The UK article said the crackdown plea comes in a Royal College of Physicians’ report which was commissioned after a US survey found HALF the teenagers who smoke started because they saw movie stars having a drag. But actors’ union Equity hit back: “This is a form of censorship – we can’t just pretend no one smokes. “How could you depict Churchill without an actor smoking a cigar? The very idea is ridiculous.” And the British Board of Film Classification – who decide a movie’s certificate – said: “We’ll end up with the bizarre situation where perfectly acceptable films get an 18 just because an actor has a cigarette.” Some pundits warn that nanny-state rules for our protection are getting out of hand.
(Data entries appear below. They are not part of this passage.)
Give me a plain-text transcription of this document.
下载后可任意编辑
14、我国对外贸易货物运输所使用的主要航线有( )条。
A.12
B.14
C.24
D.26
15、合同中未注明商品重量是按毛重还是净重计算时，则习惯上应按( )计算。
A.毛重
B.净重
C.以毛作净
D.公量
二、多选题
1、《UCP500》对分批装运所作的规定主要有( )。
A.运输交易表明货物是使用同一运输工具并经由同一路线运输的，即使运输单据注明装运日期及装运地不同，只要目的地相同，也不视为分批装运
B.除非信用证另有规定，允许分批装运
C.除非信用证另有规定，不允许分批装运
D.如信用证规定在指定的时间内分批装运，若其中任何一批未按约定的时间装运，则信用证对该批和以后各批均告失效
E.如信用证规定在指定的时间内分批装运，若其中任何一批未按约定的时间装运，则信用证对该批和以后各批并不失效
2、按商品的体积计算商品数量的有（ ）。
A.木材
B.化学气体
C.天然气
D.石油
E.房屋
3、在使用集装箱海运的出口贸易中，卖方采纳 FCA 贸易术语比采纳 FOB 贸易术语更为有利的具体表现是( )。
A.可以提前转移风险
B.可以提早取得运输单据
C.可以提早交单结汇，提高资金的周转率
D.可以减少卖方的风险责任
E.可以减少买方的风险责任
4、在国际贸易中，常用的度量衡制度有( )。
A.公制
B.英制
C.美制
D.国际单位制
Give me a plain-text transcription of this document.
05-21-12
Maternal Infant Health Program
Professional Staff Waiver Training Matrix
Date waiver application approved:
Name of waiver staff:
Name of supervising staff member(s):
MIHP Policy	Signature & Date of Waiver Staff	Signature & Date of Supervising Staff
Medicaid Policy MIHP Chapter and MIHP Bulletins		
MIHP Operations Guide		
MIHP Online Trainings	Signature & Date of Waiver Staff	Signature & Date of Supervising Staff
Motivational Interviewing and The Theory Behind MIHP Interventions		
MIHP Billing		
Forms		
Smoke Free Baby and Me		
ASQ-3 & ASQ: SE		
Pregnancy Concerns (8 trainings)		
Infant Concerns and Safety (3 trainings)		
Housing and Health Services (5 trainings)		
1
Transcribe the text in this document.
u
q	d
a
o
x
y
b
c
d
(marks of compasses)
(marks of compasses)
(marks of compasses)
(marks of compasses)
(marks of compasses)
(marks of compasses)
“I like freedom and the rule of law and a proper balance between both is critical to a free society and a strong economy,” said Hapless Dissident, a London cinema owner, currently pondering subconscious use of digital drugs in his theater so he can increase business. “If this kind of stuff keeps up, kids will only be allowed to go to movies where people shoot each other, have sex and take drugs. Where will it end? We have to let some of this stuff go and let people decide for themselves. We’re protecting people to death and hurting everybody.”
In other news, Agence France Presse reported Saturday that cinema owners in Britain are considering banning popcorn in their theaters because it’s smelly and messy. And the Boston Globe reported Friday that drug companies want Governor Deval Patrick to kill legislation that would clamp down on drug companies that provide gifts and meals to physicians. No word on how popcorn farmers and pharmaceutical companies feel about digital drugs or if they think children under 18 should ever see someone with a cigarette.
Up next: “Cigarettes, the New Porn. See them Light Up!” Children under 18 Not Admitted.